Yes, on file based storage a snapshot is a file, and it grows as
needed.  On block based
storage, a snapshot is a logical volume, and oVirt needs to extend it
when needed.

Nir

> Thanks again.
>
> Regards
> Shantur
>
> On Tue, Aug 10, 2021 at 9:26 PM Nir Soffer <nsoffer@redhat.com> wrote:
>>
>> On Tue, Aug 10, 2021 at 4:24 PM Shantur Rathore
>> <shantur.rathore@gmail.com> wrote:
>> >
>> > Hi all,
>> >
>> > I have a setup as detailed below
>> >
>> > - iSCSI Storage Domain
>> > - Template with Thin QCOW2 disk
>> > - Multiple VMs from Template with Thin disk
>>
>> Note that a single template disk used by many vms can become a performance
>> bottleneck, and is a single point of failure. Cloning the template when creating
>> vms avoids such issues.
>>
>> > oVirt Node 4.4.4
>>
>> 4.4.4 is old, you should upgrade to 4.4.7.
>>
>> > When the VMs boots up it downloads some data to it and that leads to increase in volume size.

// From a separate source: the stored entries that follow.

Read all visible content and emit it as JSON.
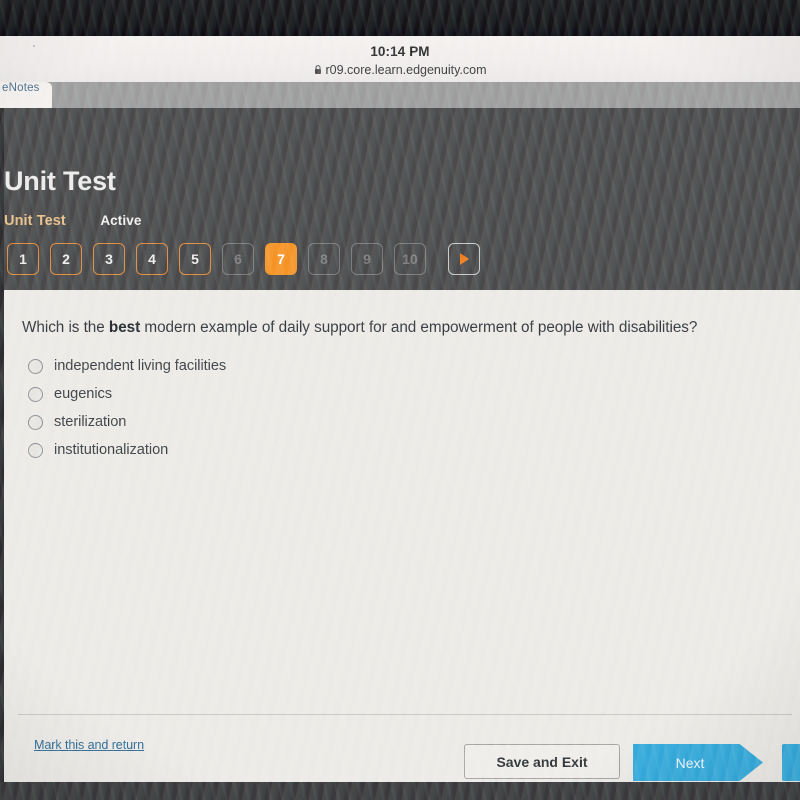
{
  "browser": {
    "status_time": "10:14 PM",
    "url": "r09.core.learn.edgenuity.com",
    "lock_icon": "lock-icon",
    "tab_label": "eNotes"
  },
  "header": {
    "page_title": "Unit Test",
    "subtab_label": "Unit Test",
    "status_label": "Active",
    "colors": {
      "background": "#4a4a4b",
      "accent_orange": "#f59324",
      "answered_border": "#e08a3c",
      "subtab_text": "#e8c089"
    }
  },
  "pager": {
    "items": [
      {
        "label": "1",
        "state": "answered"
      },
      {
        "label": "2",
        "state": "answered"
      },
      {
        "label": "3",
        "state": "answered"
      },
      {
        "label": "4",
        "state": "answered"
      },
      {
        "label": "5",
        "state": "answered"
      },
      {
        "label": "6",
        "state": "locked"
      },
      {
        "label": "7",
        "state": "current"
      },
      {
        "label": "8",
        "state": "locked"
      },
      {
        "label": "9",
        "state": "locked"
      },
      {
        "label": "10",
        "state": "locked"
      }
    ],
    "next_arrow_icon": "triangle-right-icon"
  },
  "question": {
    "prefix": "Which is the ",
    "emphasis": "best",
    "suffix": " modern example of daily support for and empowerment of people with disabilities?",
    "options": [
      {
        "label": "independent living facilities",
        "selected": false
      },
      {
        "label": "eugenics",
        "selected": false
      },
      {
        "label": "sterilization",
        "selected": false
      },
      {
        "label": "institutionalization",
        "selected": false
      }
    ]
  },
  "footer": {
    "mark_return_label": "Mark this and return",
    "save_exit_label": "Save and Exit",
    "next_label": "Next",
    "next_button_color": "#34aadc",
    "link_color": "#2e6b95"
  }
}
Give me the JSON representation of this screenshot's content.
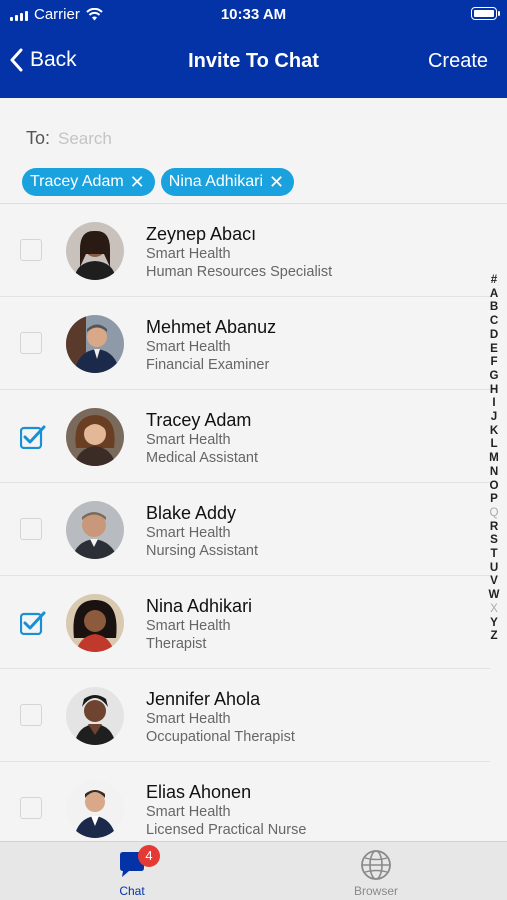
{
  "status": {
    "carrier": "Carrier",
    "time": "10:33 AM"
  },
  "nav": {
    "back_label": "Back",
    "title": "Invite To Chat",
    "create_label": "Create"
  },
  "to": {
    "label": "To:",
    "placeholder": "Search"
  },
  "chips": [
    {
      "label": "Tracey Adam"
    },
    {
      "label": "Nina Adhikari"
    }
  ],
  "contacts": [
    {
      "name": "Zeynep Abacı",
      "org": "Smart Health",
      "title": "Human Resources Specialist",
      "checked": false
    },
    {
      "name": "Mehmet Abanuz",
      "org": "Smart Health",
      "title": "Financial Examiner",
      "checked": false
    },
    {
      "name": "Tracey Adam",
      "org": "Smart Health",
      "title": "Medical Assistant",
      "checked": true
    },
    {
      "name": "Blake Addy",
      "org": "Smart Health",
      "title": "Nursing Assistant",
      "checked": false
    },
    {
      "name": "Nina Adhikari",
      "org": "Smart Health",
      "title": "Therapist",
      "checked": true
    },
    {
      "name": "Jennifer Ahola",
      "org": "Smart Health",
      "title": "Occupational Therapist",
      "checked": false
    },
    {
      "name": "Elias Ahonen",
      "org": "Smart Health",
      "title": "Licensed Practical Nurse",
      "checked": false
    }
  ],
  "alpha_index": [
    "#",
    "A",
    "B",
    "C",
    "D",
    "E",
    "F",
    "G",
    "H",
    "I",
    "J",
    "K",
    "L",
    "M",
    "N",
    "O",
    "P",
    "Q",
    "R",
    "S",
    "T",
    "U",
    "V",
    "W",
    "X",
    "Y",
    "Z"
  ],
  "alpha_dim": [
    "Q",
    "X"
  ],
  "tabs": {
    "chat": {
      "label": "Chat",
      "badge": "4",
      "icon": "chat-bubble-icon"
    },
    "browser": {
      "label": "Browser",
      "icon": "globe-icon"
    }
  },
  "colors": {
    "nav_bg": "#0433a8",
    "accent": "#1aa2df",
    "badge": "#e53935"
  }
}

>> > I see that every few seconds the VM gets paused with
>> >
>> > "VM X has been paused due to no Storage space error."
>> >
>> >  and then after few seconds
>> >
>> > "VM X has recovered from paused back to up"
>>
>> This is normal operation when a vm writes too quickly and oVirt cannot
>> extend the disk quick enough. To mitigate this, you can increase the
>> volume chunk size.
>>
>> Created this configuration drop in file:
>>
>> # cat /etc/vdsm/vdsm.conf.d/99-local.conf
>> [irs]
>> volume_utilization_percent = 25
>> volume_utilization_chunk_mb = 2048
>>
>> And restart vdsm.
>>
>> With this setting, when free space in a disk is 1.5g, the disk will
>> be extended by 2g. With the default setting, when free space is
>> 0.5g the disk was extended by 1g.
>>
>> If this does not eliminate the pauses, try a larger chunk size
>> like 4096.
>>
>> > Sometimes after a many pause and recovery the VM dies with
>> >
>> > "VM X is down with error. Exit message: Lost connection with qemu process."
>>
>> This means qemu has crashed. You can find more info in the vm log at:
>> /var/log/libvirt/qemu/vm-name.log
>>
>> We know about bugs in qemu that cause such crashes when vm disk is
>> extended. I think the latest bug was fixed in 4.4.6, so upgrading to 4.4.7
>> will fix this issue.
>>
>> Even with these settings, if you have a very bursty io in the vm, it may
>> become paused. The only way to completely avoid these pauses is to
>> use a preallocated disk, or use file storage (e.g. NFS). Preallocated disk
>> can be thin provisioned on the server side so it does not mean you need
>> more storage, but you will not be able to use shared templates in the way
>> you use them now. You can create vm from template, but the template
>> is cloned to the new vm.
>>
>> Another option with (still tech preview) is Managed Block Storage (Cinder
>> based storage). If your storage server is supported by Cinder, we can
>> managed it using cinderlib. In this setup every disk is a LUN, which may
>> be thin provisioned on the storage server. This can also offload storage
>> operations to the server, like cloning disks, which may be much faster and
>> more efficient.
>>
>> Nir
>>